Elsewhere in the UAE, Terra – The Sustainability Pavilion, first developed for Expo 2020 Dubai and now located in Expo City Dubai, continues to wow guests with an immersive journey through forest roots and ocean depths.
This engaging, playful and reflective experience is designed to take visitors of all ages on an emotional journey, allowing them to explore the impact that our choices have on the environment and how they can help preserve our planet for future generations.
Locally sourced produce
The Middle East’s hospitality sector is making significant sustainability inroads through the roll-out of sustainable food and beverage (F&B) offerings.
Dubai-based restaurant Lowe, for instance, has focused on delivering delicious meals that have no detrimental impact on the planet since opening its doors in 2019.

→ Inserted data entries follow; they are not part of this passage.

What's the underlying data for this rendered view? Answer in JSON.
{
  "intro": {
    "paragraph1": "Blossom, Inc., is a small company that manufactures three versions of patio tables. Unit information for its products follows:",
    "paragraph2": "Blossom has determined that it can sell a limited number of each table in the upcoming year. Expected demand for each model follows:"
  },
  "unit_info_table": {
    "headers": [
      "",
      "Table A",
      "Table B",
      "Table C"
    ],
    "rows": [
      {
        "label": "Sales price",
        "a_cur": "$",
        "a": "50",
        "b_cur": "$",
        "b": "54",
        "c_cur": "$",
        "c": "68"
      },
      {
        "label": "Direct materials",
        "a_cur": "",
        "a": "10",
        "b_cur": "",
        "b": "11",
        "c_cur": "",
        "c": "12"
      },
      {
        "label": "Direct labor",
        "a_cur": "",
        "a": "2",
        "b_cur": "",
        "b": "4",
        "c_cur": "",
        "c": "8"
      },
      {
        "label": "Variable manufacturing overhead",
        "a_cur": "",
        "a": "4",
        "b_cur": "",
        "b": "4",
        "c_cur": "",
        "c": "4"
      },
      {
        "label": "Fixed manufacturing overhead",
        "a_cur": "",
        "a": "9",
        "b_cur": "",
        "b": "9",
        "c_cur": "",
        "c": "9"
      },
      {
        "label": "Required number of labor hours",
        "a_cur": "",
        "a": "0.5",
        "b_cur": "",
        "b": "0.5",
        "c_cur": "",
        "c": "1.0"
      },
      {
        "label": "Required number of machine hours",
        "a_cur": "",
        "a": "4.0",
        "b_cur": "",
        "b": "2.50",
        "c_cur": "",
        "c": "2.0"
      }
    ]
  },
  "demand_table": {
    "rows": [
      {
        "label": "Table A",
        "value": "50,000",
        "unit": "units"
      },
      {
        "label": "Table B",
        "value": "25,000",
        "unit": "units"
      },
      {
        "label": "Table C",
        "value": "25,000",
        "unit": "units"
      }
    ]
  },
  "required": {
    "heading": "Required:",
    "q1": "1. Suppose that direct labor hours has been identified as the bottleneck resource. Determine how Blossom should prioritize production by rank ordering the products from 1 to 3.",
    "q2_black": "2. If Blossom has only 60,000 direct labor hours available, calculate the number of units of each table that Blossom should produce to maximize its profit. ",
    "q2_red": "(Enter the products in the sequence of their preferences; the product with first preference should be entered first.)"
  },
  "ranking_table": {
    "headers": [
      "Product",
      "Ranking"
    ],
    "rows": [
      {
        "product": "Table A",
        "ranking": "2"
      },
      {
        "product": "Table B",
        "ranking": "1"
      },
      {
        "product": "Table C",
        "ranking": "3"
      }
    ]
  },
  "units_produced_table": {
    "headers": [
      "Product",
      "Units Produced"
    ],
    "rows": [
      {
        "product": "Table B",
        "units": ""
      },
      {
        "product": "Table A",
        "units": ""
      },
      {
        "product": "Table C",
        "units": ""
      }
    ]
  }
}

Beirut’s Baron, meanwhile, uses organic produce to create all its recipes, whereas Abu Dhabi’s Sanderson’s uses corn starch in the manufacture of its eco-friendly food tubs and cutlery.
All these trends and more are being incentivised and facilitated by a series of government-led sustainable tourism strategies, which are in effect across the Middle East.
For example, the Dubai College of Tourism (DCT) and Dubai Sustainable Tourism (DST) – both of which form part of Dubai’s Department of Economy and Tourism (DET) – launched a new course earlier this month to enhance sustainable tourism offerings as the emirate prepares to host COP28 in November 2023.
Available on Dubai’s innovative learning platform, Dubai Way, this programme will empower participants to drive water and energy savings through effective green governance and procurement practices.
Elsewhere in the region, the Oman 2040 Tourism Strategy aims to improve sustainability within the sultanate’s luxury travel sector within the coming two decades.
Saudi Arabia is also working to establish itself as a sustainable tourism destination through projects that combine world-class guest experiences and environmental conservation, as it pushes ahead with its ambitious goal to increase inbound tourism by 10 million visitors annually as part of Vision 2030.
The collective commitment of regional leaders to the development of a sustainable travel industry will offer an ideal framework for the panels, workshops and conversations at ATM 2023.
Policymakers, industry leaders and tourism professionals from around the world come together to catalyse the journey to net zero.
ATM 2023 will provide a global platform for regional experts to explore their sector’s sustainable future ahead of COP28, which will take place in the Expo City Dubai in November of next year.
Each year, ATM highlights specific aspects of travel that will be pivotal in determining the direction the industry will take moving forward.
The 2023 edition will explore how innovative sustainable travel trends are likely to evolve, allowing participants to identify growth strategies within key vertical sectors.
ATM 2023 will also feature a sustainability category at its annual exhibitor awards for the first time.
Exhibiting organisations will be recognised based on the extent to which they have considered the environmental impact of their stands, as well as their efforts to reduce or offset their carbon footprints.
The ATM 2023 conference programme is being specifically developed to address sustainability issues across the travel and tourism industry, with commentary from leadership figures representing a variety of market segments such as destinations, travel technology, airlines, etc.
ATM 2022 attracted more than 24,000 visitors and hosted over 31,000 participants, including 1,600 exhibitors and attendees from 151 countries, across 10 halls at DWTC.